To compute the transaction price, calculate the expected performance bonus using the provided probabilities of completion and sum it with the contract price. The calculation gives an expected performance bonus of $48,760 and a transaction price of $260,760 for Concrete Always's contract with Dakota Golf Club.

Step-by-step explanation:

To determine the transaction price for the agreement between Concrete Always and Dakota Golf Club, it is necessary to calculate the expected performance bonus using probability estimations provided by Mark Heun, the president of Concrete Always.
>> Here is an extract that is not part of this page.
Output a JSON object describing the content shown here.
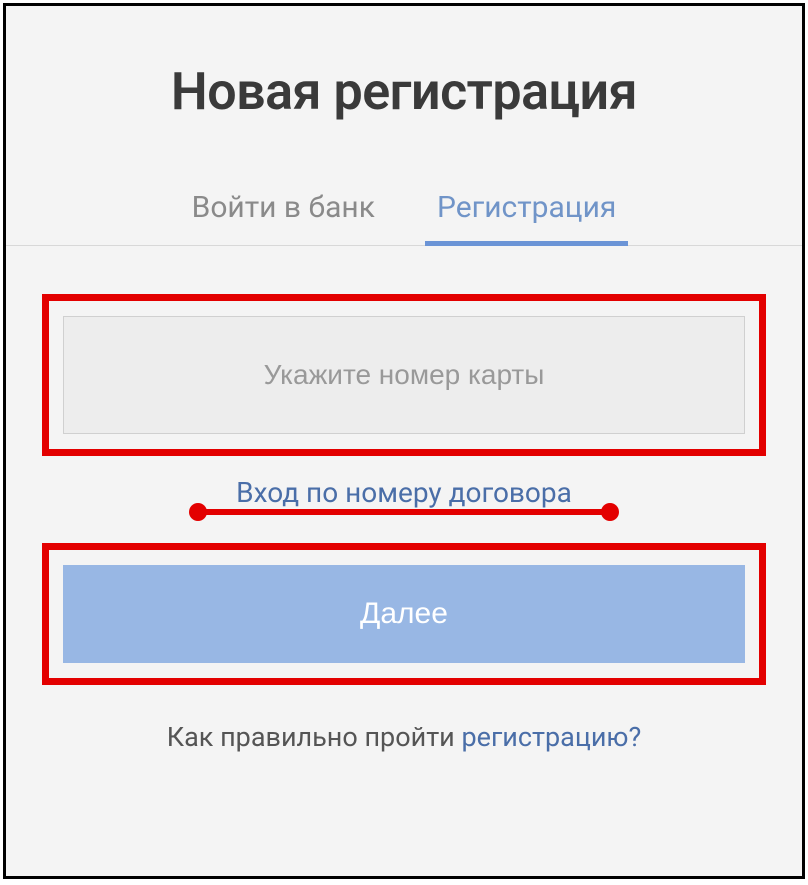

The formula to calculate the transaction price is:

Transaction Price = Contract Price + (Probability of On Time Completion x On Time Bonus) + (Probability of One Week Late x One Week Late Bonus) + (Probability of Two Weeks Late x Two Week Late Bonus)

Given the data:

  • Contract Price = $212,000
  • Performance Bonus if On Time = $42,400
  • Bonus increase per week = $10,600
  • Probability On Time = 55%
  • Probability One Week Late = 30%
  • Probability Two Weeks Late = 15%

We calculate the expected bonus:

  • On Time Bonus = 55% * $42,400 = $23,320
  • One Week Late Bonus = 30% * ($42,400 + $10,600) = 30% * $53,000 = $15,900
  • Two Weeks Late Bonus = 15% * ($42,400 + $10,600 + $10,600) = 15% * $63,600 = $9,540

Summing these values gives us the expected performance bonus. The total expected performance bonus is $23,320 (On Time) + $15,900 (One Week Late) + $9,540 (Two Weeks Late) = $48,760.

Thus, the transaction price Concrete Always should compute is:

Transaction Price = $212,000 (Contract Price) + $48,760 (Expected Performance Bonus) = $260,760.